JavaScript is required for this website to work.
post

Twee zielen in zijn borst: Tom Lanoye herschrijft Goethes Faust

Jürgen Pieters25/5/2022Leestijd 4 minuten

Oustfaust: een nieuwe bewerking van Faust door Tom Lanoye

Oustfaust: een nieuwe bewerking van Faust door Tom Lanoye

foto © Parktheater

Aan zijn nu al indrukwekkende reeks variaties op toneelklassiekers heeft Lanoye een nieuwe aflevering toegevoegd: Oustfaust.

Aangeboden door de abonnees van Doorbraak

Dit gratis artikel wordt u aangeboden door onze betalende abonnees. Als abonnee kan u ook alle plus-artikelen lezen. Doorbreek de bubbel vanaf €4.99/maand.

Ik neem ook een abonnement

Ik moet toegeven: ik heb het niet zo voor de romans van Tom Lanoye. Maar als vertaler en bewerker acht ik de auteur-slagerszoon erg hoog. Het is een kwestie van smaak, niet van gelijk. Vooral Lanoyes variaties op Shakespeare vind ik onovertroffen.

Er is het vroege Ten Oorlog natuurlijk (naar acht van de history plays die de Bard in het eerste decennium van zijn carrière schreef), maar wat Lanoye in 2014 en 2015 maakte van Hamlet en King Lear – in respectievelijk Hamlet versus Hamlet en Koningin Lear – is in mijn ogen nog straffer. Gebalder, meer ten dienste van het origineel, maar toch een toevoeging aan dat origineel. Ten Oorlog is meer Lanoye dan Shakespeare.

Sprezzatura

Tussen die laatste twee en Ten Oorlog liggen bijna twintig jaar. Twee decennia waarin Lanoye naar eigen zeggen de vormeenheid van Shakespeares denken – de vijfvoetige jambe – tot de zijne maakte. Ik denk, adem en spreek stilaan in vijfvoeters, zei Lanoye ten tijde van zijn Hamlet.

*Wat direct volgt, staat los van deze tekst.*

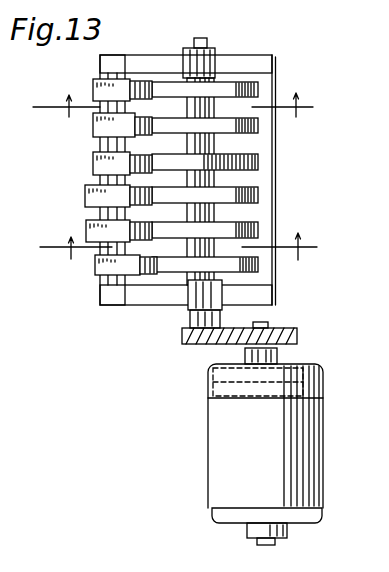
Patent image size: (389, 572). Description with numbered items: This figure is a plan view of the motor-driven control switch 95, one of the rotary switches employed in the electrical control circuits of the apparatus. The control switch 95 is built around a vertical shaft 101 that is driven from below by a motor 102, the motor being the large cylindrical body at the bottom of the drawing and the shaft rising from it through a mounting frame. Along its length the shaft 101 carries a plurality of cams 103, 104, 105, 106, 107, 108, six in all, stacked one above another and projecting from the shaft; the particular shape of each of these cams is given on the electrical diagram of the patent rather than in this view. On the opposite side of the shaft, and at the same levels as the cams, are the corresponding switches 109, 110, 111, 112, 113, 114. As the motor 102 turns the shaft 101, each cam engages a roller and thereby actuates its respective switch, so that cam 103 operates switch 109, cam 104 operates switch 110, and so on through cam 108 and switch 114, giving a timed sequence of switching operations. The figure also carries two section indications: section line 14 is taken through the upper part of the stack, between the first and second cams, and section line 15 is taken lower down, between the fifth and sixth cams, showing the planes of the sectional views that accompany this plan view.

The section line 14- 14 is at (183, 105).
The section line 15- 15 is at (189, 246).
The motor-driven control switch 95 is at (258, 54).
The shaft 101 is at (203, 43).
The motor 102 is at (218, 447).
The cam 103 is at (258, 90).
The cam 104 is at (258, 128).
The cam 105 is at (258, 162).
The cam 106 is at (258, 194).
The cam 107 is at (258, 231).
The cam 108 is at (258, 266).
The switch 109 is at (93, 84).
The switch 110 is at (93, 128).
The switch 111 is at (93, 163).
The switch 112 is at (86, 196).
The switch 113 is at (88, 228).
The switch 114 is at (95, 266).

Daardoor klinkt Shakespeare bij hem even diepgaand én natuurlijk als in het origineel. De taal is gemaakt, dat spreekt voor zich, maar je ziet of hoort het nauwelijks. Sprezzatura noemt men dat in de kunsttheorie: nonchalante eenvoud waar goed over is nagedacht. Zoals bij Shakespeare dus.

Erg vrije bewerking

Aan zijn nu al indrukwekkende reeks variaties op toneelklassiekers heeft Lanoye een nieuwe aflevering toegevoegd: Oustfaust is de erg vrije bewerking van Goethes Faust. Goethe schreef die in twee keer: het eerste deel in 1806; in 1832 volgde het tweede. Het eerste is speeltheater, zeggen de kenners, het tweede leestheater.

Lanoye mikt altijd hoog: naast Shakespeare bleek ook Euripides al een favoriet (Mamma Medea (2001) en Atropa (2008)). Goethe moest dus ooit volgen. Lanoye schreef Oustfaustop vraag van de Nederlandse theatermaker Theu Boermans, voor opvoering bij zijn afscheid bij Het Nationale Toneel.

Klaus Mann

Met zijn bewerking van Goethes stuk waagt Lanoye zich niet voor het eerst aan de Faustmaterie.  In 2006 schreef hij al op vraag van Guy Cassiers (Toneelhuis) Mefisto for ever, een vrije toneelbewerking van de legendarische roman van Klaus Mann: Mephisto. Roman einer Karriere (1936).

Die roman draait rond het leven van de Duitse acteur Gustav Gründgens, die in de jaren dertig van de vorige eeuw schitterde als duivel (Mefistofeles) in Goethes Faust. Gründgens was een paar jaar lang getrouwd met Manns zus Erika. Toen de nazi’s aan de macht kwamen, moest hij beslissen: emigreren of collaboreren.

Gründgens liefde voor het theater gaf de doorslag: het werd het laatste. Al gauw werd hij de favoriete acteur van Hermann Göring. Gründgens dankte zijn blijvende roem – en dus ook zijn carrière – aan de macht van de bruinhemden.

To act or not to act?

Zo samengevat doet het verhaal van Gründgens denken aan Lanoyes jongste roman. Ook in De draaischijfwordt een theatermens verscheurd door een oorlogsdilemma: kunst maken in vrijheid (en dus niet langer in staat zijn om kunst te maken) of die kunst ten dienste stellen van de macht? To act or not to act? De protagonist van De draaischijf maakt dezelfde keuze als de held van Manns Mephisto. Hij kiest voor het theater en dus voor de macht van degenen die het financieren – nazi’s of niet.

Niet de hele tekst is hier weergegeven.